"That prayer of consecration [dedicating the Salt Lake Temple] is filled with thanksgiving for the blessings of the Lord upon His people. The occasion was the greatest and most significant event in the history of the Latter-day Saints in the Salt Lake Valley.
"It is a thing of note that Wilford Woodruff had been the one to drive the stake marking the site of the temple four days after the 1847 arrival of the pioneers. On that occasion President Brigham Young had declared, 'Here we will build a temple to our God.'
"Brother Woodruff saw with his own eyes the forty-year pageant of the construction of this magnificent house of the Lord. At the time of the temple dedication he was eighty-six years of age. He had been sustained President of the Church four years earlier. He had known all of the latter-day temples that had been built before this—Kirtland, Nauvoo, St. George, Logan, and Manti. He had presided in the St. George Temple from the time of its dedication in 1877 until 1884.

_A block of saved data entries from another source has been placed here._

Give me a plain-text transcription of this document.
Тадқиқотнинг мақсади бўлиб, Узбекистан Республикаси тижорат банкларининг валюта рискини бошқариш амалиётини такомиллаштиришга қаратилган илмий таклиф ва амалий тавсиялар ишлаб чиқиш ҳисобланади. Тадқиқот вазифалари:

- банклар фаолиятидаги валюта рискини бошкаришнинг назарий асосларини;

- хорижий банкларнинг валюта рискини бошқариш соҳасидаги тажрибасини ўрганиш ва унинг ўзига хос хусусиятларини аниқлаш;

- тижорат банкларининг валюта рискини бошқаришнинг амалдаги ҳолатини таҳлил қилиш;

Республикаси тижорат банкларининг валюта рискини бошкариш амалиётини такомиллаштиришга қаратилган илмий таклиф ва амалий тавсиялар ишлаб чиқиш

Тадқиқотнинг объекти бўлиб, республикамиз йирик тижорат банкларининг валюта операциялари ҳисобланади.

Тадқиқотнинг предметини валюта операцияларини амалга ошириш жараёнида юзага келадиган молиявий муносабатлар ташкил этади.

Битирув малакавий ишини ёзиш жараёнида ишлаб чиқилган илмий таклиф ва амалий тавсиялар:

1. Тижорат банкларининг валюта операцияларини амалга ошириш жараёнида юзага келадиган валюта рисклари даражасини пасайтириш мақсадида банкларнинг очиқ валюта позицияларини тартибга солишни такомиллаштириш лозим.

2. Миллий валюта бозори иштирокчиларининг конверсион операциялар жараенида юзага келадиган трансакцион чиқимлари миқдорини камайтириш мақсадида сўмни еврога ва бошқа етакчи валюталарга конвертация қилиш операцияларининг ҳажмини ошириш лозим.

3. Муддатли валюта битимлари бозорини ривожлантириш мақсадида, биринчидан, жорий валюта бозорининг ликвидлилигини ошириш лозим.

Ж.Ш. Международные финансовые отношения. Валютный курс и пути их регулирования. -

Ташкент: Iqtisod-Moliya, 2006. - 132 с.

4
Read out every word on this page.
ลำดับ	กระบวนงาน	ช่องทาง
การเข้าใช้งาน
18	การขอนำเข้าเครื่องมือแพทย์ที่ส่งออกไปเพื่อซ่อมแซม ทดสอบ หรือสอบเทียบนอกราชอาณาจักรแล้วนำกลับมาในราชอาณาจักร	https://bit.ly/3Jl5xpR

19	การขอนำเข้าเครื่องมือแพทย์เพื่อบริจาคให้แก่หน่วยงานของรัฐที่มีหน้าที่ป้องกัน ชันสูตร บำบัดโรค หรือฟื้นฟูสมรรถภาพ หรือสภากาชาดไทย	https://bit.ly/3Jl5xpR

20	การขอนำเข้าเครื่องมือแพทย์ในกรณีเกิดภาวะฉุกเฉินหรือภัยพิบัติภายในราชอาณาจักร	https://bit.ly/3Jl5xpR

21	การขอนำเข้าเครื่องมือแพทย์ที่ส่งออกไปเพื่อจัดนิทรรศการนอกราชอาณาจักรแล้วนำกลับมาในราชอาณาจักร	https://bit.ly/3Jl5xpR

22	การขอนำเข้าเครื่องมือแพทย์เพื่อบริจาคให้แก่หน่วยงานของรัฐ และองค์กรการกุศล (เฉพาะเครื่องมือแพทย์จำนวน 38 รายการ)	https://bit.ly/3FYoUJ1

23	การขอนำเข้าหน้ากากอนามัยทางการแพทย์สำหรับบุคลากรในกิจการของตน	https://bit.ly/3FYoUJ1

"Few, if any, had a better understanding of the purposes for which these structures are built. He grasped with eagerness and taught with clarity the importance of the ordinances in the house of the Lord and, particularly, of the validity of work for the dead and the manner in which families should be linked together in a great patriarchal chain.
"Beautiful is the prayer that he offered in the dedicatory service of what was then the newest temple in the Church and which has remained the largest."